US seeks dialogue with North Korea

US seeks dialogue with North Korea
The US Secretary of State, Rex Tillerson, has said that the country is willing to engage in dialogue with North Korea to seek a diplomatic resolution..

The US Secretary of State, Rex Tillerson, has said that the country is willing to engage in dialogue with North Korea to seek a diplomatic resolution.

The statement comes during a period of increased tensions between the two nations.

Background

In July 2017, North Korea successfully test launched two intercontinental ballistic missiles (ICBM). The state media announced that the first ICBM, which was launched on July 3rd, was a “gift” to America. At the time, experts said that this ICBM could reach Alaska.

America condemned the test and US ambassador to the UN Nikki Haley announced that the US would not rule out war.

In the fourth week of July, North Korea conducted another ICBM test. This time, experts said that the missile could hit a number of major US cities like Chicago, New York and Boston. The test was once again condemned by US, Japan, China and South Korea.

The relationship between the US and North Korea has always been fractious. North Korea, which has largely isolated itself from the world, benefits greatly from diplomatic ties with Russia and China.

Analysis

US President Donald Trump has repeatedly called upon China to be more aggressive in dealing with North Korea. The US has also conducted joint military exercises with South Korea in retaliation to North Korea’s tests.

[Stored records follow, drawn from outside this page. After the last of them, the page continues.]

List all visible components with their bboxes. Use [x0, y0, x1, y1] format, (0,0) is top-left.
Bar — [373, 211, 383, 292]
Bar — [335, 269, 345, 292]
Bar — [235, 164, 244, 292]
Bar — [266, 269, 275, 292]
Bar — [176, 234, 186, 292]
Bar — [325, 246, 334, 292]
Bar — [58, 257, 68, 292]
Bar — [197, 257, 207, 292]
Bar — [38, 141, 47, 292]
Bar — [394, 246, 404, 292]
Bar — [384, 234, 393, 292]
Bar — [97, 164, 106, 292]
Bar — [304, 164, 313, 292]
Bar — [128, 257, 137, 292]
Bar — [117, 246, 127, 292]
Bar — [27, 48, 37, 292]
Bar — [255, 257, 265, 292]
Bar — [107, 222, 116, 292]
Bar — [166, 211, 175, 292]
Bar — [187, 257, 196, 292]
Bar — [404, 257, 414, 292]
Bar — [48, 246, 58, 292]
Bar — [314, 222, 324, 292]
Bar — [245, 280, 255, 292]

Pyongyang's state-run Korean Central News Agency (KCNA) recently warned of resorting to nuclear options if the United States attempted to remove Kim Jong Un as the Supreme Leader.

The administration has floated various options from seeking to impose harsher sanctions to military conflict. Republican Senator, Lindsey Graham said that military options are “inevitable” if the situation continues. During an interview he said, “There is a military option to destroy North Korea's (missile) program and North Korea itself. If there's going to be a war to stop them, it will be over there. If thousands die, they're going to die over there, they're not going to die here and (President Donald Trump) told me that to my face.”

However, Tillerson struck a decidedly more conciliatory note while addressing North Korea. He said, “We do not seek a regime change, we do not seek the collapse of the regime, we do not seek an accelerated reunification of the peninsula, we do not seek an excuse to send our military north of the 38th parallel. We're not your enemy, we're not your threat but you're presenting an unacceptable threat to us and we have to respond.”

Meanwhile, Senate Democratic leader, Chuck Schumer has urged the President to block Chinese investments to put pressure on China to into reining in North Korea.

Assessment

Our assessment is that when it comes to military options against North Korea the US might follow the ‘Pottery Barn’ rule of foreign relations, which was professed by former Secretary of State Colin Powell. The rule simply means – ‘if you break it, you own it’.  Having said this, a military operation against North Korea will further burden the US with expanded costs and responsibilities in the Peninsula. If there is a war, the theatre will be in the Korean Peninsula. It will be difficult for the US to accept North Korea having both an ICBM that can target the US and a leader who consistently speak about targeting their homeland. An alternate response is for the US to lay out a war-games scenario which would entail destruction of North Korea itself. We are reminded of the US bombing Hiroshima and Nagasaki that ended the World War II.